When Papa Bird and I met, he introduced me to computer games, and there were a few that I found interesting. Red Alert, in particular, held my attention. He refused to play it with me, however, because I made tactical decisions and employed a strategy best summarized by the phrase, “What happens if I do this?” Shortly thereafter, we purchased a Sony Playstation and bought a game which, for me, represented the finest in entertainment. Katamari Damacy is a very simple game. You roll around and collect things on a ball, set in bizarre Japanese worlds with bizarre, comical music. It’s the closest one can get to an acid trip without dropping acid. And I loved it. Played it all the time. Still get a hankering to play it if I have a few moments.

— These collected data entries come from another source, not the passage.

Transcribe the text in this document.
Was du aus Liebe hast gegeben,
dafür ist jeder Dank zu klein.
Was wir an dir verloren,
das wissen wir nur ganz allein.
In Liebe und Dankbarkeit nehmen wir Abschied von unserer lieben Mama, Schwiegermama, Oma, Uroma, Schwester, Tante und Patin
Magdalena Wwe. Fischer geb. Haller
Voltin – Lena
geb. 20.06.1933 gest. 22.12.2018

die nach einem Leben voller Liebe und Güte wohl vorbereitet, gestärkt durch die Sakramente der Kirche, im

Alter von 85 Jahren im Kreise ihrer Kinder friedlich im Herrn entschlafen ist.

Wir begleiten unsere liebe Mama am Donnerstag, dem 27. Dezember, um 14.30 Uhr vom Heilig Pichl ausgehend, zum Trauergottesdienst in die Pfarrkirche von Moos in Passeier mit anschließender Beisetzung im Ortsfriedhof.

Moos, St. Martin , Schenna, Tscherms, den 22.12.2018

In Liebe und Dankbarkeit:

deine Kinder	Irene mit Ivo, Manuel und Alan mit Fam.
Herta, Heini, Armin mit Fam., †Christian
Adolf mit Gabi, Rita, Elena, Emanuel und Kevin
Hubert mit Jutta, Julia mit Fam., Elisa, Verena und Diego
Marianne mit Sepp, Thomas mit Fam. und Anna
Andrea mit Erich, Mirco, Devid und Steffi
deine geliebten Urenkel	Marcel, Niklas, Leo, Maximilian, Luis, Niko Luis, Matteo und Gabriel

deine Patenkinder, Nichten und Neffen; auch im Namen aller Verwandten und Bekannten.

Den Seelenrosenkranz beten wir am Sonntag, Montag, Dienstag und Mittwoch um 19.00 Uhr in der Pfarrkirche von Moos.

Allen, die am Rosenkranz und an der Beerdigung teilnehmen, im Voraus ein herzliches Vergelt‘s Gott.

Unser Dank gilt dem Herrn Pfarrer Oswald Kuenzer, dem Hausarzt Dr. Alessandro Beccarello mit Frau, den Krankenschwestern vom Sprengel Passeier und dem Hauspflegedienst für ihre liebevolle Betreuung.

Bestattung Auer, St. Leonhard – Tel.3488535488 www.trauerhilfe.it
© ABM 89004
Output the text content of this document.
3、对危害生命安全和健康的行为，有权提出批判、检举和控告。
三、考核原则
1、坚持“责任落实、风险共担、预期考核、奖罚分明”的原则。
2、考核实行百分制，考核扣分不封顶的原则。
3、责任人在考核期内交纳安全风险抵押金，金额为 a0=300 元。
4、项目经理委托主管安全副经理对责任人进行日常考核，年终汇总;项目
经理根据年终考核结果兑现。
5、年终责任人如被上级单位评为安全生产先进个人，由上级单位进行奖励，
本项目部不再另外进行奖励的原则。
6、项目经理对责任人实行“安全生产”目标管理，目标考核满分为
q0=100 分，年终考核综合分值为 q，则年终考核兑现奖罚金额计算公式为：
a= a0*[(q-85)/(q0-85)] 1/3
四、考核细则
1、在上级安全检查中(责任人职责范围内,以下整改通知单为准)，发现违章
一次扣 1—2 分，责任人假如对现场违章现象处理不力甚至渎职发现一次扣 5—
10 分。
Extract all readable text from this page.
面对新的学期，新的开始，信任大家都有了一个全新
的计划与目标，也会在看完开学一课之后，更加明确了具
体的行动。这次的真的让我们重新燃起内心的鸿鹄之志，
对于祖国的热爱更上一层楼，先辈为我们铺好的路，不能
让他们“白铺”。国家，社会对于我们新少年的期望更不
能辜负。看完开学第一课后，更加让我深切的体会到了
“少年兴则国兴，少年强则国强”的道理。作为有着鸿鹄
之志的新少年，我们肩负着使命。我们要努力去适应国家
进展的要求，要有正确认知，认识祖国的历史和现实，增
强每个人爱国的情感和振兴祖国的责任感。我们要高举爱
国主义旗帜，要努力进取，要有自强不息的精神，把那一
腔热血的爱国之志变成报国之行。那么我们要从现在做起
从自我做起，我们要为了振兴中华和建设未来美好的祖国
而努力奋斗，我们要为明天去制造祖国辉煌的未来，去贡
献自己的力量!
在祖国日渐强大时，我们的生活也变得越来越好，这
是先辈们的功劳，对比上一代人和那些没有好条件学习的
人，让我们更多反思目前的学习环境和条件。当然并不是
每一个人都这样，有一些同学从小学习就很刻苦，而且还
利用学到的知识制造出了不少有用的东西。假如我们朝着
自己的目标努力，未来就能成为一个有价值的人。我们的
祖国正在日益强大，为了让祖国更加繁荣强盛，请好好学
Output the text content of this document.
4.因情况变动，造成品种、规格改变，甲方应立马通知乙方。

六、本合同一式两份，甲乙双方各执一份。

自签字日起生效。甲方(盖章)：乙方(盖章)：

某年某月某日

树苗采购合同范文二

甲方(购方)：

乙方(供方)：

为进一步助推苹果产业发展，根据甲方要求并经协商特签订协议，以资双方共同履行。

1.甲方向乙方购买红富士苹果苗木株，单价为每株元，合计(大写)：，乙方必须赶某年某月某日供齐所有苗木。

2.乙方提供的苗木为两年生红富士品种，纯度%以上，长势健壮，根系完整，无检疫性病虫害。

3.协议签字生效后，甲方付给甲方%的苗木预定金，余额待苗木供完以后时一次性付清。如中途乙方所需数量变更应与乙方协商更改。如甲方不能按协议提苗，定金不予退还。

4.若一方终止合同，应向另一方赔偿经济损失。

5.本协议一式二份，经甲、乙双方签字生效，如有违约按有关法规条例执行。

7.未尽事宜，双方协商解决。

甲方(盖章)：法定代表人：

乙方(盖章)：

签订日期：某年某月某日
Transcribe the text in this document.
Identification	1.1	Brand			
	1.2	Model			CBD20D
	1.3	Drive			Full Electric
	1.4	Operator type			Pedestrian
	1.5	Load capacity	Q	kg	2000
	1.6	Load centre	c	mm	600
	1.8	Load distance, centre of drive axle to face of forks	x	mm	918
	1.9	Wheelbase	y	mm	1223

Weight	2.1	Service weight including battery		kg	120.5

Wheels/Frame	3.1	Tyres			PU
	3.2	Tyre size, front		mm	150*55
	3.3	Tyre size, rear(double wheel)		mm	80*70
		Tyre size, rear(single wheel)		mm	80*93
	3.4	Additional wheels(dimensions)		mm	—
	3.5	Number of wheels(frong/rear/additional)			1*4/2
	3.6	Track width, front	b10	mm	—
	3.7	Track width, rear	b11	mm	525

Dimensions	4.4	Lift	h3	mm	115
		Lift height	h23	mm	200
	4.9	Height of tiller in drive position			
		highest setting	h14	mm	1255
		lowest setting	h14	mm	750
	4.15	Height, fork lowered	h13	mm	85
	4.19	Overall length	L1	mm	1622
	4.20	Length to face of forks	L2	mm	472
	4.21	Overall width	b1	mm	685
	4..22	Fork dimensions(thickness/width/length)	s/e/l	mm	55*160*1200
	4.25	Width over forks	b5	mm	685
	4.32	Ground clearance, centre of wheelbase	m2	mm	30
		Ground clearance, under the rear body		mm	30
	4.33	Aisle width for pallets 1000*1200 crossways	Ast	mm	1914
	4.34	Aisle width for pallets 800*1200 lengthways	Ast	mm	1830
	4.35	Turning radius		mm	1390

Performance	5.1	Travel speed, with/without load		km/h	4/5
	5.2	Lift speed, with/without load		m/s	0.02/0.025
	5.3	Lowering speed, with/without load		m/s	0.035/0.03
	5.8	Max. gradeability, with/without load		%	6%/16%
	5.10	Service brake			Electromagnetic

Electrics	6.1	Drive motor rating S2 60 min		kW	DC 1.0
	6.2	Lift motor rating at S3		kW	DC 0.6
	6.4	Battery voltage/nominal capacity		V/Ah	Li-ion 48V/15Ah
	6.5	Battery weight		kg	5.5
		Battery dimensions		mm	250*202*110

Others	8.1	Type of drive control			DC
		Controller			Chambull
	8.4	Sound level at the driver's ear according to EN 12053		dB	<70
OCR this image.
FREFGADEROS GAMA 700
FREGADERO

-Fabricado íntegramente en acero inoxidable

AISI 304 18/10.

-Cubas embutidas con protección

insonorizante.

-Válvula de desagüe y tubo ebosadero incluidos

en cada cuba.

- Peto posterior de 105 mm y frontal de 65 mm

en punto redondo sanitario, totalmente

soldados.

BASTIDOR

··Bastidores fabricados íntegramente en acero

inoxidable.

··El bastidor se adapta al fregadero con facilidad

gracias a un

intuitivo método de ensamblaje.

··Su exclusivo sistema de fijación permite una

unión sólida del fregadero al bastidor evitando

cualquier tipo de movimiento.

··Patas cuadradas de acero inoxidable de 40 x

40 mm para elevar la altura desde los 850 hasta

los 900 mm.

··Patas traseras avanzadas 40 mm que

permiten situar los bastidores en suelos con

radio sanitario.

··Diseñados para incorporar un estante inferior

All of this, though, is a preface to my new reality, which is the overtaking of my life by Minecraft. Not my life in the sense that I am playing it. My life in the sense that I have to beat Papa Bird and Penguin off of the computer to stand up and get some fresh air already. What I like about the Penguin’s game playing, aside from watching him plot out his moves, learn new skills and take risks in an electronic environment that I don’t think he would take elsewhere, is that it actually has become fodder for imaginative play. Now, even when we are not playing the game on the computer, Penguin plays “real life Minecraft,” using his pickaxe and sword and crates to do – whatever it is one does in Minecraft. I’m not quite sure.

I know that video games get a bad rap. And sometimes these criticisms are deserved. I’ve no patience for violent, bloody or angry video games. But these games, the ones that let you inhabit a different world for a bit, I have to admit: I’m kind of sold on them if they hold your interest. Not excessively, mind you, but in moderation. When you are the mother of a little boy that exudes a highly cautious, highly dependent nature, the adventures they go on in the gaming world matter. Unafraid of failure, embarrassment or hurt, I’ve seen Penguin try things in a game that I could not picture him trying in real life. Motivated by a world that intrigues him, I’ve seen him translate the electronic world of Minecraft into real-world creative self-play, both indoors and out.

When I tell some people that I am raising a gamer, I get the predicted “tsk-tsk.” But I think this comes from people who never liked games, or don’t like the noise and the busyness of the graphics, or think it is a shame to sit  in front of an electronic device or just plain don’t like it, thank you very much. And I might have been of the same opinion a few years back, prechildren, when it came to gaming and my own kids. Pragmatically, I have all the evidence in the world that gaming and growing up healthy and well-rounded are not incompatible. Papa Bird is a case in point. Yet, I too was swayed by the idea that overall, games and TV  just weren’t good for kids because…. erm, because. But I’ve seen the possibility for transformative effects and I’ve liked what I’ve seen thus far.

So, it looks I’m raising a gamer. Maybe two. Owl does love his Leapster.

Throw your controllers in the air and wave ’em like you just don’t care, ya’ll.